Татьяна Сухотина-Толстая - Дневник
Ночью сперва было жутко, казалось, что кто-то стучался в дверь, но потом заснула. Было очень жарко и душно. Утром встала, оделась, умылась (все тут так удобно устроено), пила кофе в вагоне, потом читала Maxime Du Camp «Crepuscule»,[213] много умного — и «Amants» Paul Marguerite.[214] В Смоленске час стояли. Я ходила гулять. Разговорилась с нищим, который ползает на руках и на коленках, так как у него с трех лет высохли ноги. Неграмотный, живет милостынью, умеет только лапти плесть. Говорит, что не пьет, и, пожалуй, правда — сильное свежее лицо. 25 лет. Снегу здесь мало, народ — бабы одеты иначе, но розвальни, лошади, в Смоленске городовой, бьющий извозчика (как меня это всегда взрывает!), все это такое же, как в Москве. Рисовала сама себя в зеркало, а теперь пишу, так как больше делать нечего.

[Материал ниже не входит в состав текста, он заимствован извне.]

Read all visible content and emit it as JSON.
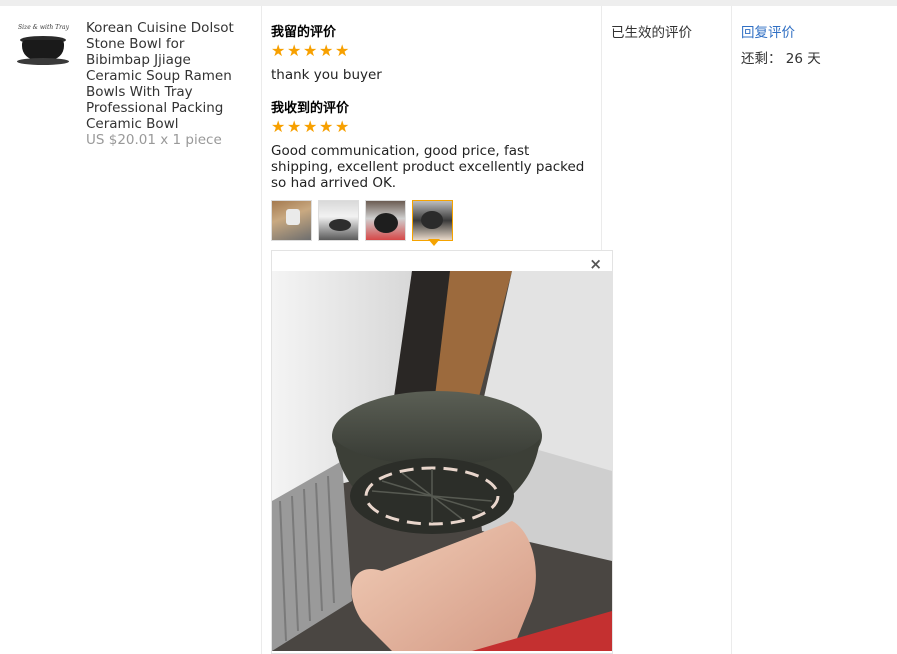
{
  "product": {
    "thumb_caption": "Size & with Tray",
    "title": "Korean Cuisine Dolsot Stone Bowl for Bibimbap Jjiage Ceramic Soup Ramen Bowls With Tray Professional Packing Ceramic Bowl",
    "price": "US $20.01 x 1 piece"
  },
  "left_review": {
    "heading": "我留的评价",
    "rating": 5,
    "text": "thank you buyer"
  },
  "received_review": {
    "heading": "我收到的评价",
    "rating": 5,
    "text": "Good communication, good price, fast shipping, excellent product excellently packed so had arrived OK.",
    "photos": [
      "photo-1",
      "photo-2",
      "photo-3",
      "photo-4"
    ],
    "active_photo": 4
  },
  "viewer": {
    "close_label": "×"
  },
  "status": {
    "label": "已生效的评价"
  },
  "actions": {
    "reply_label": "回复评价",
    "remaining_label": "还剩：",
    "remaining_value": "26 天"
  },
  "colors": {
    "star": "#f7a000",
    "link": "#3170c4",
    "active_border": "#f5a300",
    "price": "#999999"
  }
}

Надо про Женю записать. Приехавши в Москву, ждала его в тот же вечер (думала, что принесет оставшиеся у него мои ключи), потом утром, потом днем, а он пришел только вечером. После обеда я пошла заснуть, потому что знала, что рано не лягу, ждала гостей — суббота была. Потом, проснувшись, пошла вниз в свою комнату совсем заспанная — он там был с дедушкой Ге. Я смотрю на него и не вижу и долго ничего не могла понять. Что-то странное — будто я ни одной минуты не переставала его видеть, и вместе с тем что-то неожиданное. Как всегда, когда я его долго не вижу, я не могла сразу привыкнуть к нему, потом понемногу обошлось. Говорили с ним много, но не об себе. На другой день ходила с ним, с Пошей, Машей и девочками Толстыми смотреть картину Ге. В конке он такой был жалкий. Закрыл глаза — бледный, худой, измученный. Я с Машей переглянулась и говорю: «Как плох Женя». Она посмотрела и говорит: «Очень!» У него нарыв на руке, и от него лихорадка. Он говорит, что он очень плошал, иногда даже на несколько секунд терял сознание. Слаб стал невыносимо. Домой мы пошли с папа и Ге, а он ушел один. Вечером мы с Машей зашли в «Посредник». Он спал, так как ночей не спит. Потом шум его разбудил, и он позвал меня. Я пошла к нему, и мы с ним разговаривали. Я сейчас не помню, что мы говорили, но помню, что любила его изо всех сил, нежно и радостно. У меня совсем пропало желание разорвать отношения с ним, и пропал страх за то, что из этого выйдет.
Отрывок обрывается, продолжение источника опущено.